Outside the vault box thinking

Analysis Mimecast is recasting itself as an information banker and looking for new types of data it could store and new ways to mine the banked information.

The company is a UK-based concern offering e-mail as a service and working to add the storage of unstructured files and SharePoint information to what is an e-mail capture, indexing, search and archive platform offering.

It has a chief scientist, Nathaniel Borenstein, who was hired three months ago and was previously an IBM distinguished engineer. He joined the company to achieve things he couldn't do at IBM. There, the corporate bureaucracy and excessive company size meant that it was virtually impossible co-ordinate all the relevant company resources on topics such as SPAM control.
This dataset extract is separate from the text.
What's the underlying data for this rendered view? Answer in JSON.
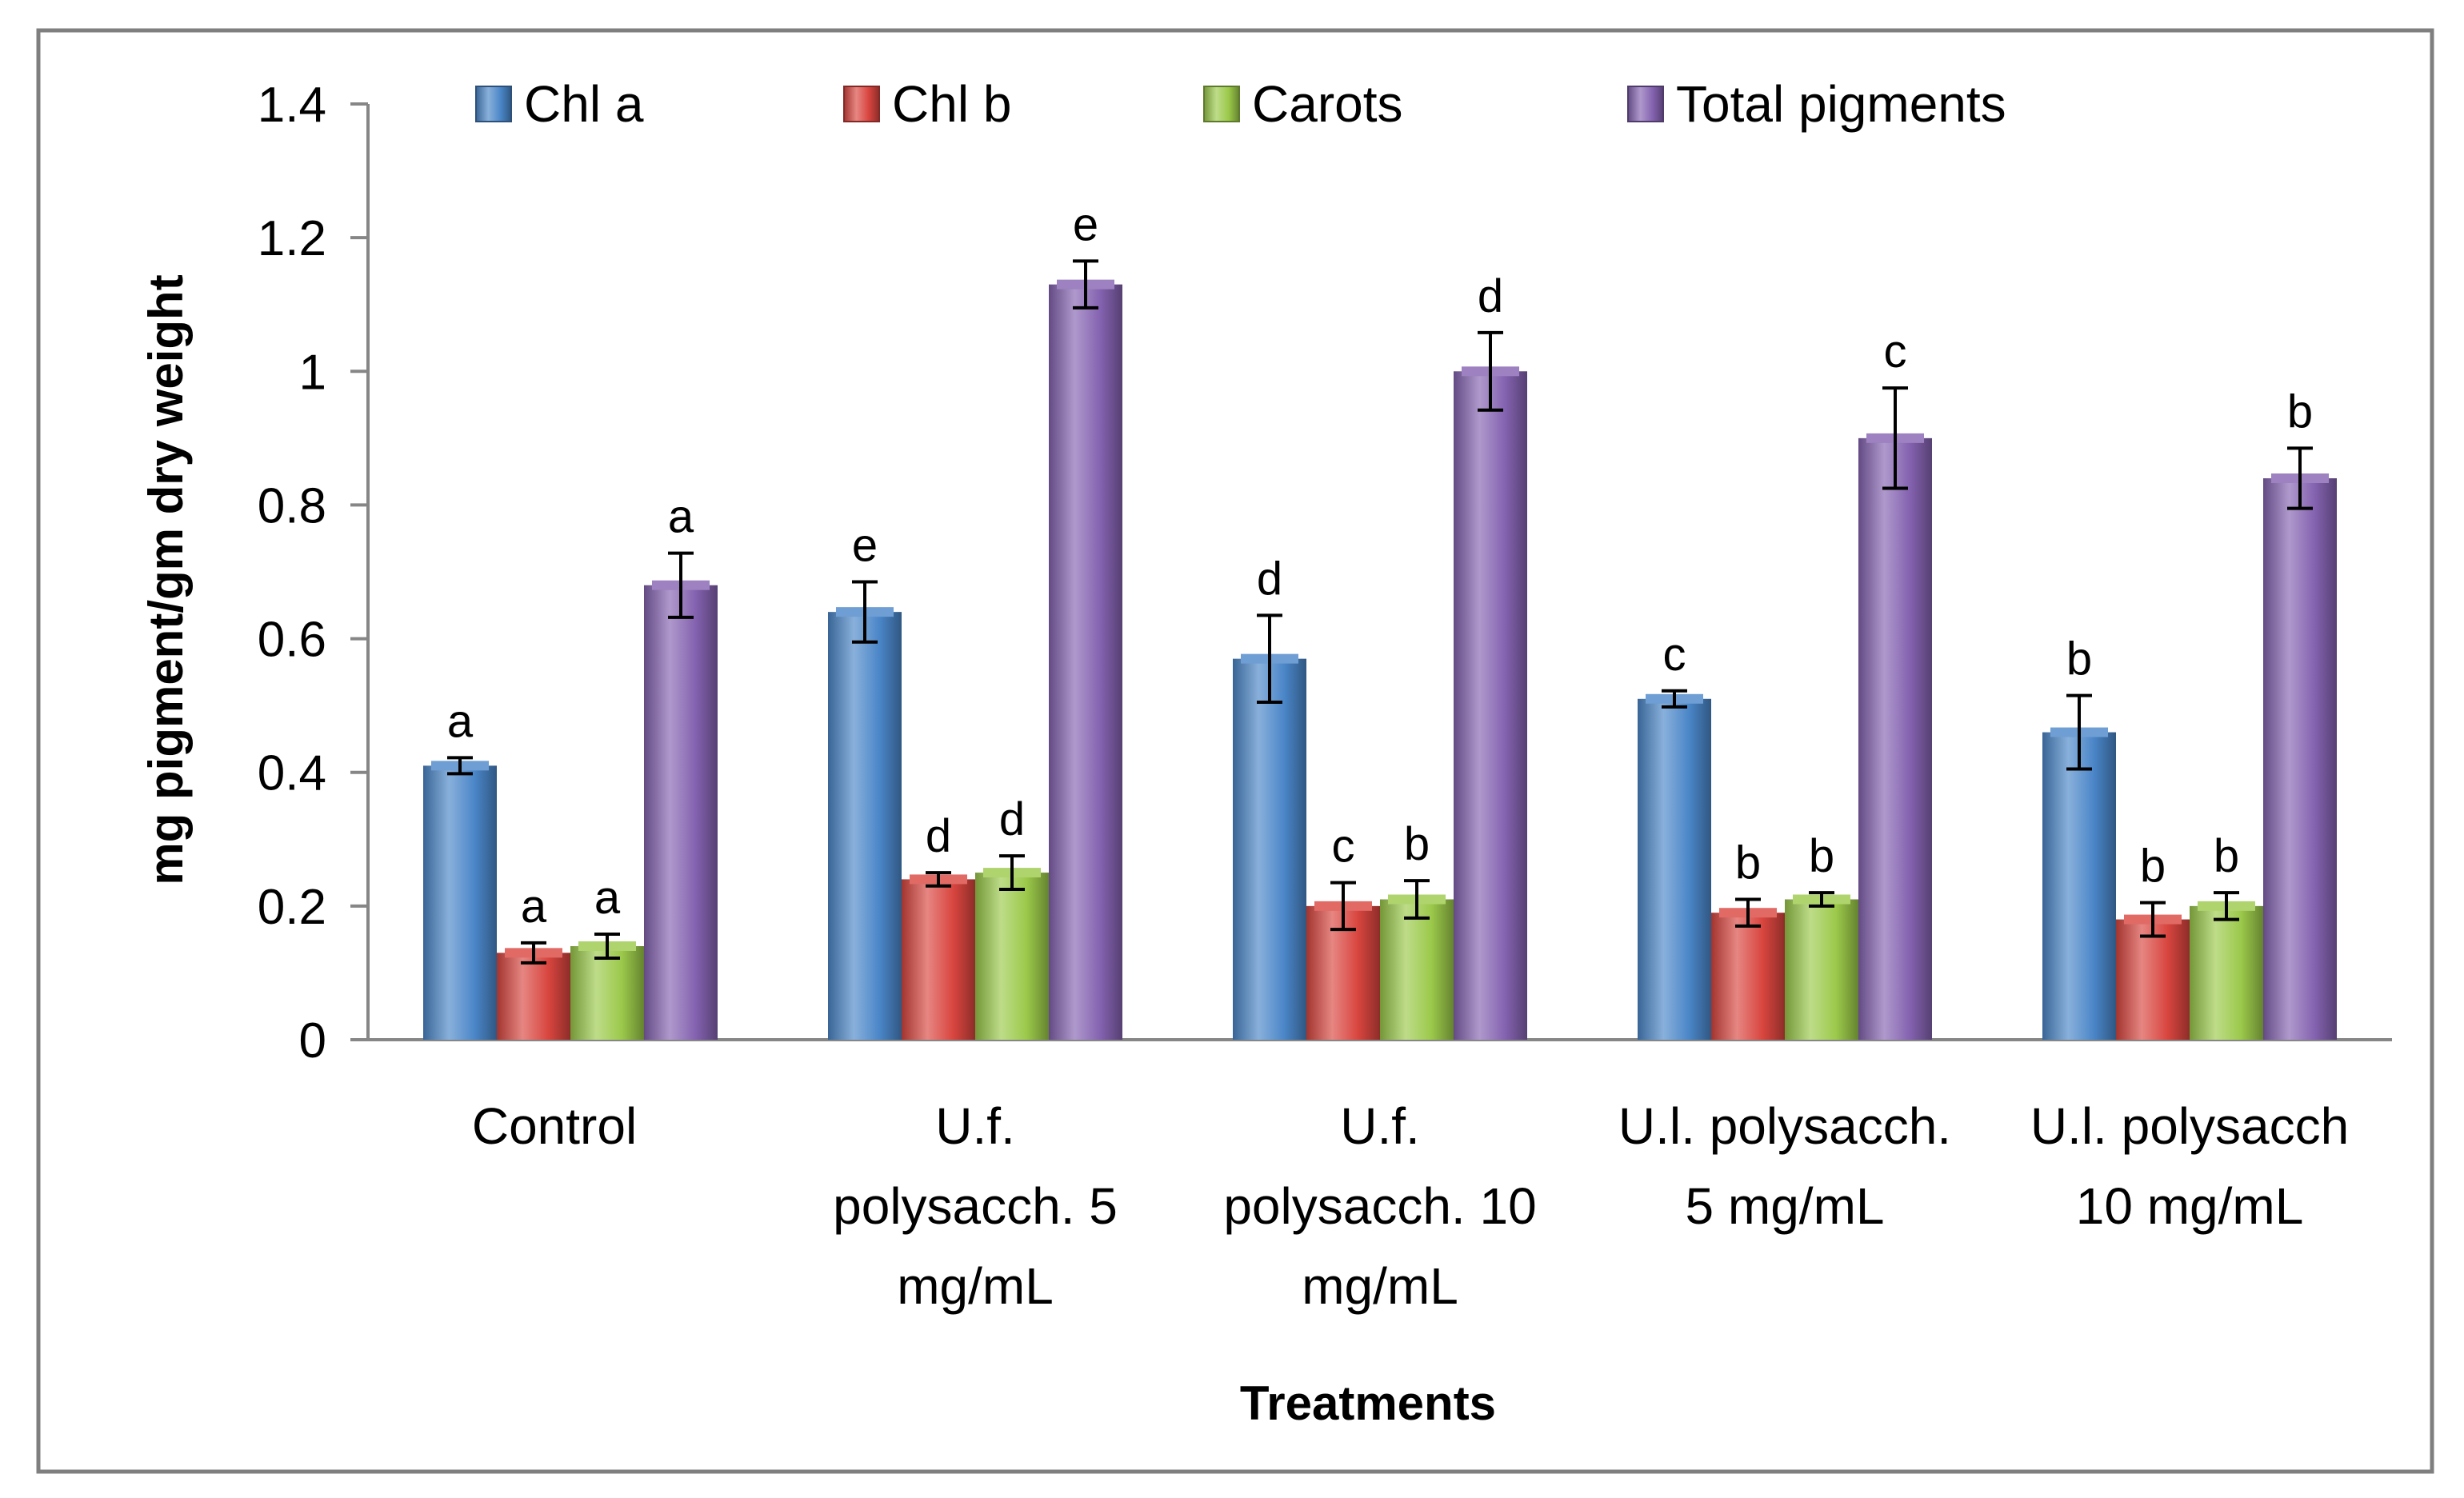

During 2006 he had a meeting set up between IBM and Symantec to discuss an anti-SPAM alliance and found out IBM had bought Symantec's then biggest competitor Internet Security Systems on the day of the meeting, rendering it pointless and embarrassing.

Mimecast, he says, is a company that is fast-growing and past the early start-up phase with its 150 or so employees, yet small enough for left hands to know what right hands are doing.

He owns, or can look at, all the technology not owned by co-founder and Chief Technology Officer Neil Murray. We might say he is licensed to think outside the existing Mimecast box.

It's a truism that information is today's business currency. Borenstein considers Mimecast is like a bank that takes in customer information deposits. He is looking at capturing and storing new types of information on the one hand, and new ways of mining it on the other.

"Archiving e-mail is fixing a big enough pain for customers. Suppose, you could do ... telephony archiving in the same way as email. ... You could run phone messages through voice recognition and transcription processing and get rough voice speech records ... and have them searchable."

Storing voice-over-IP (VOIP) calls would be a little simpler as they are digital when they enter the system. He says: "HPPA data requirements don't generally apply to phone calls because phone record archiving was not thought to be possible when HPPA was conceived."

Borenstein reckons telephony recording might be a good idea for lawyers and finance trading companies: "Lawyers could choose it in advance of regulation." In the finance world regulators might find it very desirable to have a record of all traders' business calls when investigating market irregularities.

He is wondering whether this would be a service worth selling, and thinks it would be a Pandora's box-type thing. Once it was out in the wild you couldn't put it back: "Mobile operators or telcos could make it available and you won't have any say in it."

The water cooler guy

Another thing you could do is mine stored data for new patterns of information, such as discovering the social network connections between employees: "You could use email data to generate social networking maps."